Simulated spectra of the entire region of 3C 58 (white) and the Ne IX (helium-like) K line complex from the two smaller regions (yellow and cyan, corresponding to the colored extraction regions). The two-component spectrum observed with Chandra is assumed, with a power law accompanied by a thermal spectrum assumed to originate in a shell. The expansion velocity of the shell is assumed to be 900 km s-1, as observed in optical filaments. The Doppler-shifted features from the front and back shells are clearly separated, and the variation in the projected velocity with radius is also evident as a smaller separation between the lines in the western-most (cyan).

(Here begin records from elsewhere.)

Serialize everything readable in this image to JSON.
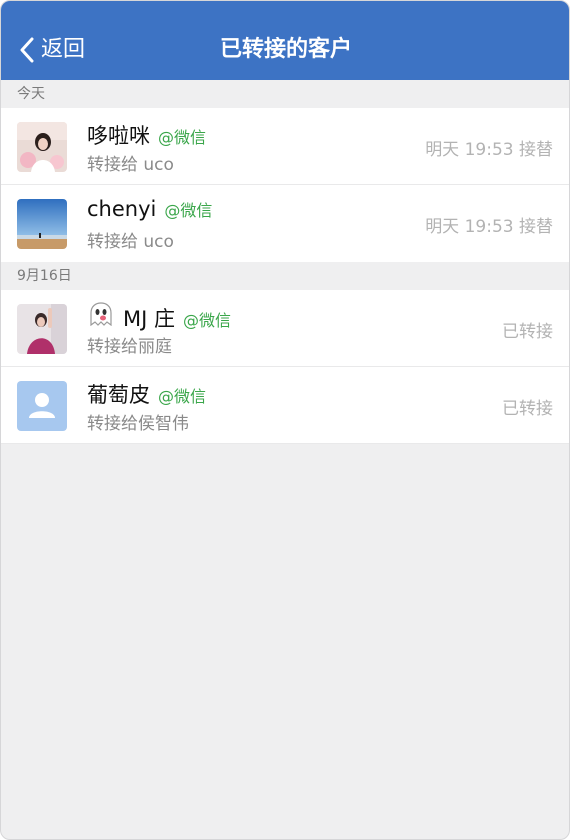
{
  "nav": {
    "back_label": "返回",
    "title": "已转接的客户"
  },
  "sections": [
    {
      "header": "今天",
      "rows": [
        {
          "name": "哆啦咪",
          "source": "@微信",
          "subtitle": "转接给 uco",
          "status": "明天 19:53 接替",
          "avatar": "photo-girl"
        },
        {
          "name": "chenyi",
          "source": "@微信",
          "subtitle": "转接给 uco",
          "status": "明天 19:53 接替",
          "avatar": "photo-beach"
        }
      ]
    },
    {
      "header": "9月16日",
      "rows": [
        {
          "name": "MJ 庄",
          "source": "@微信",
          "subtitle": "转接给丽庭",
          "status": "已转接",
          "avatar": "photo-girl-pink",
          "emoji": "ghost-emoji"
        },
        {
          "name": "葡萄皮",
          "source": "@微信",
          "subtitle": "转接给侯智伟",
          "status": "已转接",
          "avatar": "default-user-icon"
        }
      ]
    }
  ],
  "colors": {
    "nav_bg": "#3d73c4",
    "source_green": "#3aa64a",
    "status_gray": "#b3b3b3",
    "background": "#efeff0"
  }
}
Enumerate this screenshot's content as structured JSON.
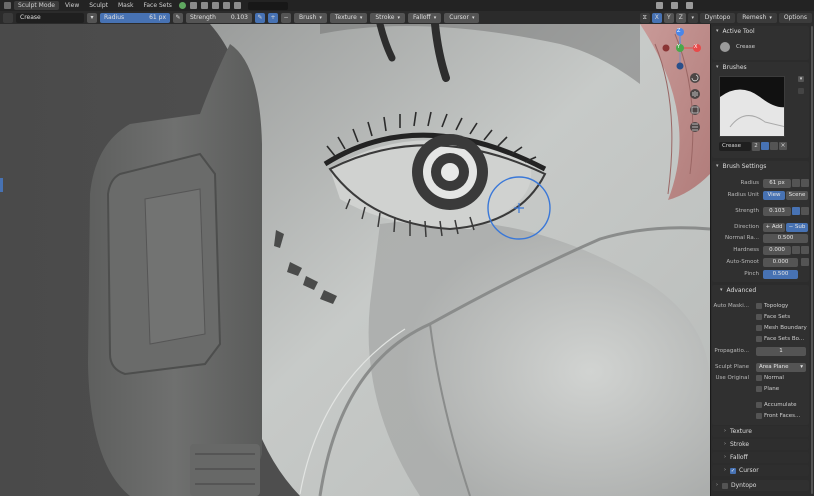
{
  "header": {
    "mode": "Sculpt Mode",
    "menus": [
      "View",
      "Sculpt",
      "Mask",
      "Face Sets"
    ]
  },
  "toolbar": {
    "tool_name": "Crease",
    "radius_label": "Radius",
    "radius_value": "61 px",
    "strength_label": "Strength",
    "strength_value": "0.103",
    "dropdowns": [
      "Brush",
      "Texture",
      "Stroke",
      "Falloff",
      "Cursor"
    ],
    "axes": [
      "X",
      "Y",
      "Z"
    ],
    "dyntopo": "Dyntopo",
    "remesh": "Remesh",
    "options": "Options"
  },
  "gizmo": {
    "x": "X",
    "y": "Y",
    "z": "Z"
  },
  "panel": {
    "active_tool": {
      "title": "Active Tool",
      "tool": "Crease"
    },
    "brushes": {
      "title": "Brushes",
      "brush_name": "Crease",
      "users": "2"
    },
    "brush_settings": {
      "title": "Brush Settings",
      "radius_label": "Radius",
      "radius_value": "61 px",
      "radius_unit_label": "Radius Unit",
      "unit_view": "View",
      "unit_scene": "Scene",
      "strength_label": "Strength",
      "strength_value": "0.103",
      "direction_label": "Direction",
      "dir_add": "+ Add",
      "dir_sub": "− Sub",
      "normal_radius_label": "Normal Ra...",
      "normal_radius_value": "0.500",
      "hardness_label": "Hardness",
      "hardness_value": "0.000",
      "auto_smooth_label": "Auto-Smoot",
      "auto_smooth_value": "0.000",
      "pinch_label": "Pinch",
      "pinch_value": "0.500"
    },
    "advanced": {
      "title": "Advanced",
      "auto_masking_label": "Auto Maski...",
      "mask_topology": "Topology",
      "mask_face_sets": "Face Sets",
      "mask_mesh_boundary": "Mesh Boundary",
      "mask_face_sets_boundary": "Face Sets Bo...",
      "propagation_label": "Propagatio...",
      "propagation_value": "1",
      "sculpt_plane_label": "Sculpt Plane",
      "sculpt_plane_value": "Area Plane",
      "use_original_label": "Use Original",
      "orig_normal": "Normal",
      "orig_plane": "Plane",
      "accumulate": "Accumulate",
      "front_faces": "Front Faces..."
    },
    "collapsed": [
      "Texture",
      "Stroke",
      "Falloff",
      "Cursor"
    ],
    "dyntopo": "Dyntopo"
  },
  "colors": {
    "accent": "#4772b3",
    "panel_bg": "#303030",
    "header_bg": "#232323",
    "brush_circle": "#3a78d8"
  }
}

Of particular importance are "naked" pulsar wind nebulae (PWNe) like the Crab Nebula and 3C 58, which exhibit little or no evidence of ejecta or material swept up by the SNR blast wave. This lack of observed thermal emission implies that they are expanding into extremely rarefied surroundings. However, ejecta must have formed in the explosion. Interestingly the size of the PWN (9.3 pc × 5.6 pc assuming a distance of 3.2 kpc) requires average expansion velocities of >= 10,000 km s-1, while the highest velocities measured are of order 900 km s-1. Identification of the higher-velocity gas is crucial to understand how this nebula has evolved. Based on Chandra observations, a 100-ks Constellation-X observation of the western region of 3C 58 will yield a surface brightness of 7 × 10-3 cts ks-1 arcsec-2 in the Ne IX triplet. With Constellation-X's goal of 2-eV spectral resolution, velocities as low as ~ 600 km s-1 can be resolved which can easily be measured with roughly 100 counts in the line. This will allow the ejecta expansion to be measured on 10"-15" scales. Using line ratios, the temperature and ionization state of the gas can also be determined and the density estimated. These measurements will establish the expansion profile of the ejecta, and provide constraints on the wind of the progenitor star.